From our 2003 Christmas Sale Invitation:


coffee mug

Slipware

One of the glaze/decoration combinations that Sam has used for over 26 years is shown in the photo above (we call the pattern on this mug "eyebrow"). Potters sometimes mistake this technique for an iron glaze called tenmoku. Actually, it is a combination of an iron slip under a translucent glaze. Leather hard pots are dipped into the slip (a mixture of iron oxide and liquid clay) and then decorated by combing, while it is still liquid or soft. This method of decoration is called slipware. The technique was first used in China (like most things in ceramic history) and can be seen on pots made earlier that the 10th century.
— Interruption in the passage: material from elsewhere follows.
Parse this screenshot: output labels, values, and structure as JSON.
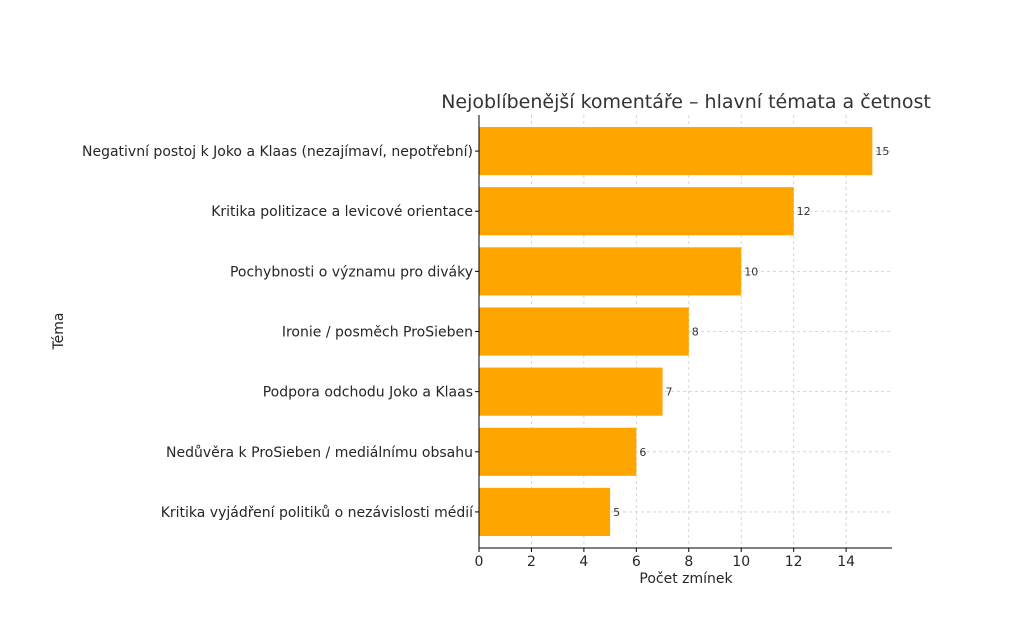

Michael Cardew (with whom Sam apprenticed in 1977) made slipped earthenware pottery at Winchcombe, and later used the technique on stoneware at Wenford Bridge Pottery. Sam learned to decorate with this technique at Wenford Bridge and has been using it ever since.
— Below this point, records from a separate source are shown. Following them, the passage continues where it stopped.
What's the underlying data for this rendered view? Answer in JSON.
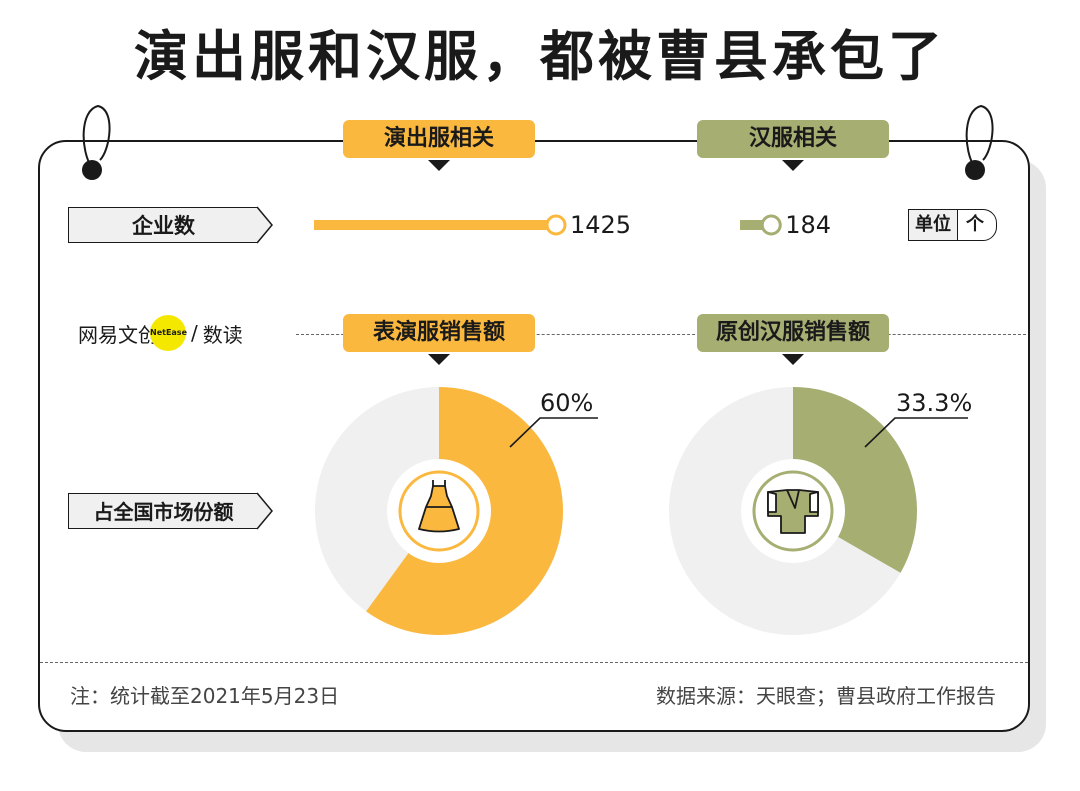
{
  "title": "演出服和汉服，都被曹县承包了",
  "columns": {
    "left_header": "演出服相关",
    "right_header": "汉服相关",
    "left_share_header": "表演服销售额",
    "right_share_header": "原创汉服销售额"
  },
  "rows": {
    "enterprises_label": "企业数",
    "share_label": "占全国市场份额"
  },
  "unit": {
    "label": "单位",
    "value": "个"
  },
  "brand": {
    "name": "网易文创",
    "badge": "NetEase",
    "slash": "/",
    "sub": "数读"
  },
  "note": "注：统计截至2021年5月23日",
  "source": "数据来源：天眼查；曹县政府工作报告",
  "colors": {
    "orange": "#fbb83f",
    "green": "#a6ae72",
    "gray": "#f0f0f0",
    "yellow": "#f5e800"
  },
  "chart_data": [
    {
      "type": "bar",
      "title": "企业数",
      "categories": [
        "演出服相关",
        "汉服相关"
      ],
      "values": [
        1425,
        184
      ],
      "labels": [
        "1425",
        "184"
      ],
      "unit": "个"
    },
    {
      "type": "pie",
      "title": "表演服销售额",
      "values": [
        60,
        40
      ],
      "label": "60%"
    },
    {
      "type": "pie",
      "title": "原创汉服销售额",
      "values": [
        33.3,
        66.7
      ],
      "label": "33.3%"
    }
  ]
}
It is interesting to note, in case anyone collects old English slipware, that those early jugs and pots were glazed with a raw lead glaze, and should not be used. All of our stoneware pottery is fired to 2300 degrees F. (1280 degrees C.) and lead is never used at these temperatures.
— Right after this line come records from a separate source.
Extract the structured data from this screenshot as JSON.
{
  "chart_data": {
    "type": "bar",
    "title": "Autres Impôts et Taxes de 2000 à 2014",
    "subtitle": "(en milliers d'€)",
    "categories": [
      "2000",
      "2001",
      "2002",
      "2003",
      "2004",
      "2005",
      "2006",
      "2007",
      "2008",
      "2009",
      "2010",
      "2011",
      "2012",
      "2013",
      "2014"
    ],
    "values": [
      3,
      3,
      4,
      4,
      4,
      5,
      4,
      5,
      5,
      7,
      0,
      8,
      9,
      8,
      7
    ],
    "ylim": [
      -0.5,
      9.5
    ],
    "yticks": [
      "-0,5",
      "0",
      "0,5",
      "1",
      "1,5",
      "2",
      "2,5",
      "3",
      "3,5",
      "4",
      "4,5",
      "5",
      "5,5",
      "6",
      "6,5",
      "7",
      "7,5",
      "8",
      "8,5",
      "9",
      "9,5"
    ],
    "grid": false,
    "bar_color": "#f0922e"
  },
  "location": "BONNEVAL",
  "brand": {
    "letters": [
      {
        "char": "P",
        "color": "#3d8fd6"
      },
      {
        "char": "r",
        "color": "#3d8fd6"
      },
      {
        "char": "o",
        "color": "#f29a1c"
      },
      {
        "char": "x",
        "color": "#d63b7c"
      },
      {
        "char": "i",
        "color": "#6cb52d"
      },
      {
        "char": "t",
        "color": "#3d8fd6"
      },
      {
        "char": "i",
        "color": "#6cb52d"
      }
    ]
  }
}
From our 2003 Spring Sale Invitation:


copper red bowl

Copper Red

The colour photo of the fluted bowl above has a glaze known as copper red or sang-de-boeuf. This glaze is another famous Chinese invention and is one that, until recently, I hadn't really liked. It can be too showy, so bright that it looks like paint. Although copper is a potent colouring oxide (there is only 1/4 percent in our red), the colour can be difficult to achieve, tempermental and fugitive. The atmosphere in the kiln, the speed of cooling, and the thickness of the glaze are all factors affecting it. When this glaze is imperfectly fired, you can find the full range of colour, from the pale green of the base glaze to red or plum. I find this contrast, although considered a defect by some, much more attractive.


From our 2002 Christmas Sale Invitation:


celadon bowl

Celadon

The bowl in the photo above has a green glaze known as celadon. Celadon glazes, which range in colour from pale blue-green to dark olive green, are probably the oldest feldspathic glazes. The green colour comes from iron oxide suspended in the glaze melt. In early glazes this probably came from the stone or ash that was used to make the glaze. One of our celadons, made from the same granite tha we used for part of our stairs, developed a very nice pale green without any additional iron. According to Hetherington in Chinese Ceramic Glazes, the word celadon "derived from Saladin, Sultan of Egypt, who sent forty pieces of the ware to Nur-ed-din, Sultan of Damascus in 1171. Another derivation is from the shepherd Celadon, a character in a seventeenth-century romance called L'Astree, written by Honore d'Urfe. The shepherd was garbed in a grey-green coat of a distinctive tone"

Although today the celadon is not our most popular glaze, it has always been a favourite among potters, and at least one special friend.